Die Störung war in zahlreichen Haushalten in Rietberg sowie in deren Ortsteilen zu spüren. Auch in Rheda-Wiedenbrück meldeten einige Bürger über soziale Netzwerke die kurzzeitige Störung im Stromnetz. In Friedrichsdorf und Avenwedde waren etwa 600 Haushalte betroffen.

Hubschrauber überfliegt die Leitung und hält Ausschau nach Beschädigungen

Die Westnetz sei nun mit Technikern dabei, die Ursache für die Störung ausfindig zu machen. Mit einem Hubschrauber werde geprüft, ob die Leitung an einer Stelle beschädigt sei. Da sowohl die Fernseher als auch die Telefone in den betroffenen Haushalten nach wenigen Sekunden wieder liefen, geht das Unternehmen nicht von einer großen Ursache aus.

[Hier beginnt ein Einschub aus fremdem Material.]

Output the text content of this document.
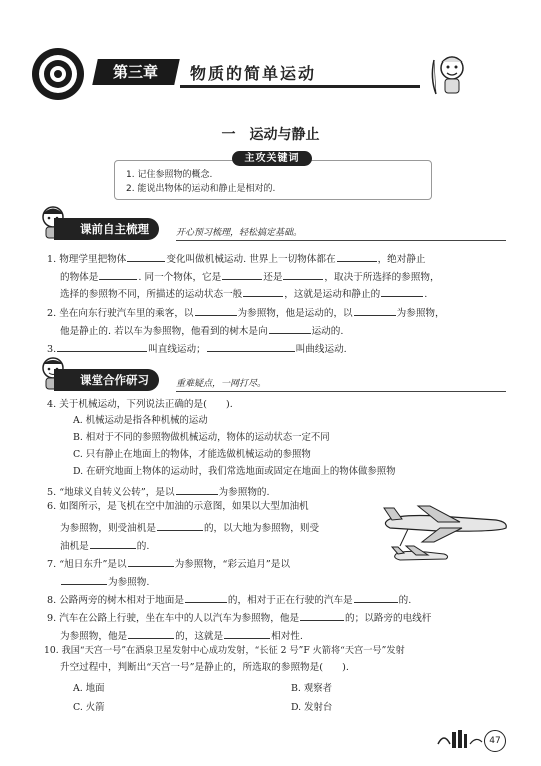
第三章	物质的简单运动
一　运动与静止
主攻关键词
1. 记住参照物的概念.
2. 能说出物体的运动和静止是相对的.
课前自主梳理	开心预习梳理，轻松搞定基础。
1. 物理学里把物体	变化叫做机械运动. 世界上一切物体都在	，绝对静止
的物体是	. 同一个物体，它是	还是	，取决于所选择的参照物，
选择的参照物不同，所描述的运动状态一般	，这就是运动和静止的	.
2. 坐在向东行驶汽车里的乘客，以	为参照物，他是运动的，以	为参照物，
他是静止的. 若以车为参照物，他看到的树木是向	运动的.
3.	叫直线运动；	叫曲线运动.
课堂合作研习	重难疑点，一网打尽。
4. 关于机械运动，下列说法正确的是(　　).
A. 机械运动是指各种机械的运动
B. 相对于不同的参照物做机械运动，物体的运动状态一定不同
C. 只有静止在地面上的物体，才能选做机械运动的参照物
D. 在研究地面上物体的运动时，我们常选地面或固定在地面上的物体做参照物
5. “地球义自转义公转”，是以	为参照物的.
6. 如图所示，是飞机在空中加油的示意图，如果以大型加油机
为参照物，则受油机是	的，以大地为参照物，则受
油机是	的.
7. “旭日东升”是以	为参照物，“彩云追月”是以
为参照物.
8. 公路两旁的树木相对于地面是	的，相对于正在行驶的汽车是	的.
9. 汽车在公路上行驶，坐在车中的人以汽车为参照物，他是	的；以路旁的电线杆
为参照物，他是	的，这就是	相对性.
10. 我国“天宫一号”在酒泉卫星发射中心成功发射，“长征 2 号”F 火箭将“天宫一号”发射
升空过程中，判断出“天宫一号”是静止的，所选取的参照物是(　　).
A. 地面	B. 观察者
C. 火箭	D. 发射台
47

Möglicherweise sei ein Ast auf die Leitung gefallen und direkt weiter Richtung Boden. „Durch die Schutzfunktion schaltet sich die Leitung dann ab und eine andere Leitung übernimmt den Fluss“, erklärt die Pressesprecherin. Das sei in etwa vergleichbar, wenn im Haushalt die Sicherung herausspringt.